Identifiers
- Symbol: UT
- Pfam: PF03253
- InterPro: IPR004937
- TCDB: 1.A.28
- OPM superfamily: 13
- OPM protein: 3k3f

Available protein structures:
- Pfam: structures / ECOD
- PDB: RCSB PDB; PDBe; PDBj
- PDBsum: structure summary

= Urea transporter =

Membrane transport protein

A urea transporter is a membrane transport protein, transporting urea. Humans and other mammals have two types of urea transport proteins, UT-A and UT-B. The UT-A proteins are important for renal urea handling and are produced by alternative splicing of the SLC14A2 gene. Urea transport in the kidney is regulated by vasopressin.

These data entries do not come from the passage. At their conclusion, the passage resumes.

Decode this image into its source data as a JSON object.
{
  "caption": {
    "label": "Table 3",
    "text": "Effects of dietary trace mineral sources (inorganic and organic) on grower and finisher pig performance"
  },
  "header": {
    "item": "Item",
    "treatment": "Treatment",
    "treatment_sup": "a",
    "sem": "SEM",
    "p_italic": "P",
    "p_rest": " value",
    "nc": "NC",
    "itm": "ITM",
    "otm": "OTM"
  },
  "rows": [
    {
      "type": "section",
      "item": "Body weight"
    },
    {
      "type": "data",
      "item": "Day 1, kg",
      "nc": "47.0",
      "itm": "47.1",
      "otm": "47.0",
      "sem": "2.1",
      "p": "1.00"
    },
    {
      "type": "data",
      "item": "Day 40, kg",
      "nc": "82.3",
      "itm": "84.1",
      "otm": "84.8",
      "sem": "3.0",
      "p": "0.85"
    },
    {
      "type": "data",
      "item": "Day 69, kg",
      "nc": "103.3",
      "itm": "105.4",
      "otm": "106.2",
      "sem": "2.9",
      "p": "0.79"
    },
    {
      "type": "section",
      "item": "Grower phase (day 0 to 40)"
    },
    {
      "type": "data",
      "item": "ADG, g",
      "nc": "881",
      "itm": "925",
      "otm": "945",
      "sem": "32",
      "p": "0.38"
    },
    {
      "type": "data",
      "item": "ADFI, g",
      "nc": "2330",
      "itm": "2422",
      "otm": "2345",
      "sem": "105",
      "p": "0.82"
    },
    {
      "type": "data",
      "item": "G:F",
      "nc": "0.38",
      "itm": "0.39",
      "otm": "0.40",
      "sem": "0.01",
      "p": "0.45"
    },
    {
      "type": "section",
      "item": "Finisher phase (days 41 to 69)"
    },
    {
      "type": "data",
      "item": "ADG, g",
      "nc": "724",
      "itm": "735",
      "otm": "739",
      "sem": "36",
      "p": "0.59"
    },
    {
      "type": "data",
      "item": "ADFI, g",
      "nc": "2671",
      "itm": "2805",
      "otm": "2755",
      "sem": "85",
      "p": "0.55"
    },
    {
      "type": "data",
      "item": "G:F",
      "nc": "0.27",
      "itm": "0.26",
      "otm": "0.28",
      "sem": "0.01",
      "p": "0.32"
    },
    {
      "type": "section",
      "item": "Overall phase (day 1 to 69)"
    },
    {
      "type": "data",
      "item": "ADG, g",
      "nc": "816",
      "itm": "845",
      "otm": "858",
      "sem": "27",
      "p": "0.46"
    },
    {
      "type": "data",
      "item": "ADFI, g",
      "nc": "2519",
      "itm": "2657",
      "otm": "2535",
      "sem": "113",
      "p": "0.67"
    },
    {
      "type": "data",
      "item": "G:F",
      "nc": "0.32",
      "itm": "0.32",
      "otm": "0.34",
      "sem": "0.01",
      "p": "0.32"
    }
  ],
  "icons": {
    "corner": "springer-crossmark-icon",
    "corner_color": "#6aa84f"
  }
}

The structure of a urea transport family protein from Desulfovibrio vulgaris was determined by x-ray crystallography. The structure has a pathway through the membrane that is similar to that of ion channel proteins, accounting for the ability of urea transport proteins to move up to one million urea molecules per second across the membrane.

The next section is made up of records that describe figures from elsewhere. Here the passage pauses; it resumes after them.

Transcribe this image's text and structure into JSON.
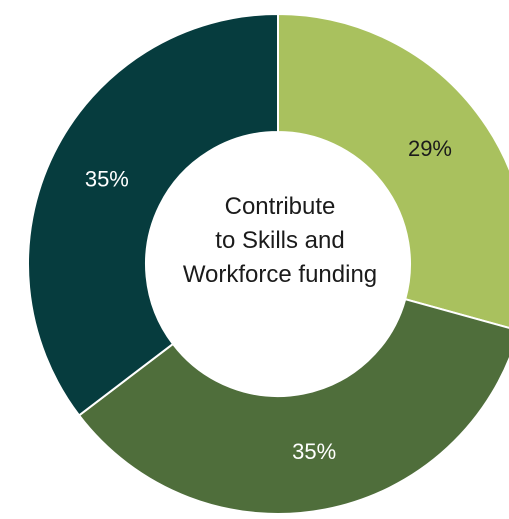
{
  "chart_data": {
    "type": "pie",
    "variant": "donut",
    "center_text": [
      "Contribute",
      "to Skills and",
      "Workforce funding"
    ],
    "slices": [
      {
        "label": "29%",
        "value": 29,
        "color": "#a9c15e",
        "text_color": "#1b1b1b"
      },
      {
        "label": "35%",
        "value": 35,
        "color": "#4f6e3b",
        "text_color": "#ffffff"
      },
      {
        "label": "35%",
        "value": 35,
        "color": "#063c3e",
        "text_color": "#ffffff"
      }
    ]
  }
}
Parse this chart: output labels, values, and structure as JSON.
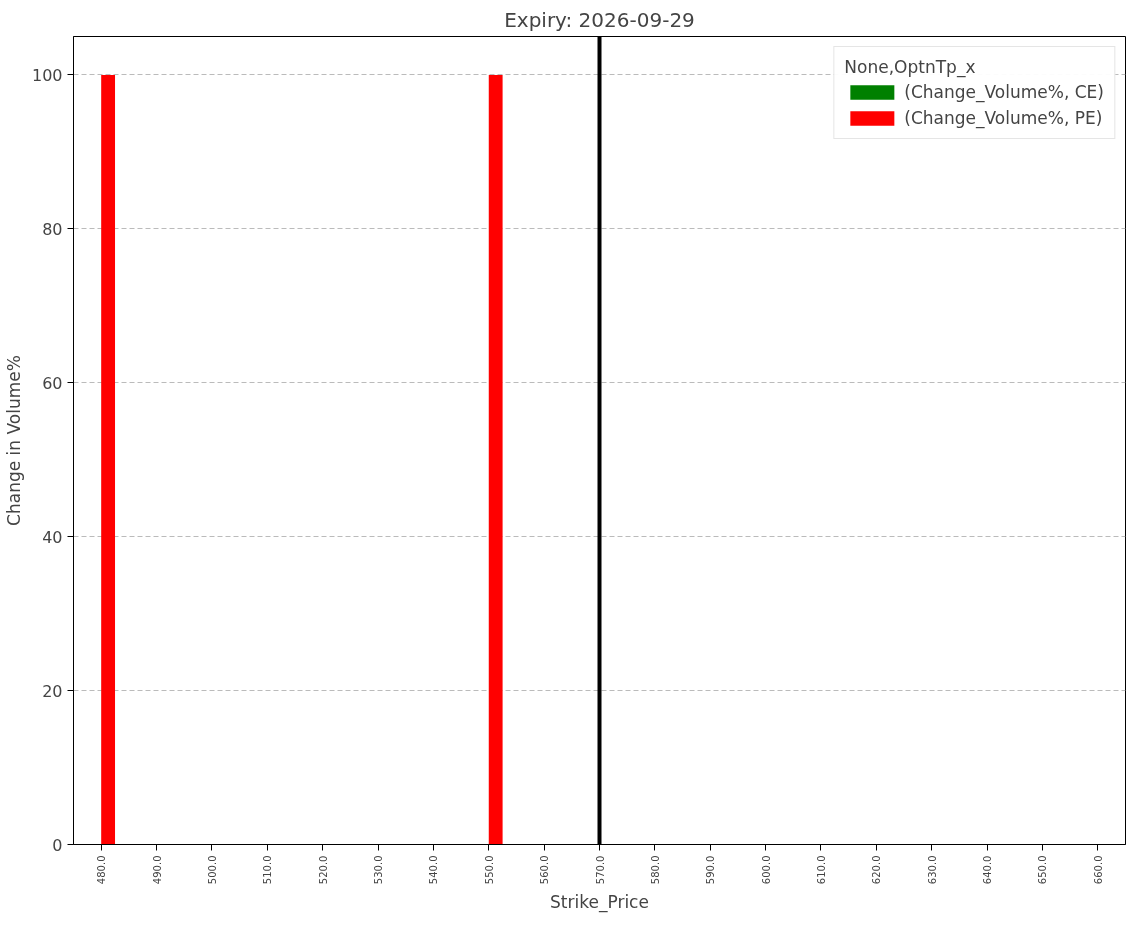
{
  "chart_data": {
    "type": "bar",
    "title": "Expiry: 2026-09-29",
    "xlabel": "Strike_Price",
    "ylabel": "Change in Volume%",
    "legend_title": "None,OptnTp_x",
    "categories": [
      "480.0",
      "490.0",
      "500.0",
      "510.0",
      "520.0",
      "530.0",
      "540.0",
      "550.0",
      "560.0",
      "570.0",
      "580.0",
      "590.0",
      "600.0",
      "610.0",
      "620.0",
      "630.0",
      "640.0",
      "650.0",
      "660.0"
    ],
    "series": [
      {
        "name": "(Change_Volume%, CE)",
        "color": "#008000",
        "values": [
          0,
          0,
          0,
          0,
          0,
          0,
          0,
          0,
          0,
          0,
          0,
          0,
          0,
          0,
          0,
          0,
          0,
          0,
          0
        ]
      },
      {
        "name": "(Change_Volume%, PE)",
        "color": "#ff0000",
        "values": [
          100,
          0,
          0,
          0,
          0,
          0,
          0,
          100,
          0,
          0,
          0,
          0,
          0,
          0,
          0,
          0,
          0,
          0,
          0
        ]
      }
    ],
    "ylim": [
      0,
      105
    ],
    "yticks": [
      0,
      20,
      40,
      60,
      80,
      100
    ],
    "grid": "y",
    "legend": "top right",
    "ref_lines": [
      {
        "axis": "x",
        "value": "570.0",
        "color": "#000000"
      }
    ]
  }
}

Urea transporters can be inhibited by the action of urea analogues like thiourea and glycosides like phloretin. Their inhibition results in increased diuresis due to urea induced osmosis in the collecting ducts of the kidney.

== Types ==

In mammals, there are two urea transporter genes: UT-A (SLC14A2) and UT-B (SLC14A1). Multiple protein isoforms derived from each gene are produced by alternative splicing and alternative promoters.

=== UT-A1 ===
Urea transporter A1 transports urea across the apical membrane into the intracellular space of luminal cells in the inner medullary collecting duct of the kidneys. UT-1 is activated by ADH, but is a passive transporter. It reabsorbs up to 70% of the original filtered load of urea.

=== UT-A2 ===

Urea Transporter 2 transports urea across the apical membrane into the luminal space of cells in the thin descending loop of Henle of the kidneys.

=== UT-A3 ===
Urea transporter 3 transports urea into the interstitium of the Inner Medullary Collecting Duct.

=== UT-A4 ===
Urea transporter 4 has been detected in rat but not mouse kidney medulla.

=== UT-A5 ===
Urea transporter 5 is not expressed in the kidney but in the testis.

=== UT-B ===
UT-B is widely expressed and has been studied in erythrocytes, kidney, intestine, and at the blood–brain barrier. The SLC14A1 gene codes for the UT-B protein. UT-B is expressed at the basolateral and apical regions of the descending Vasa recta.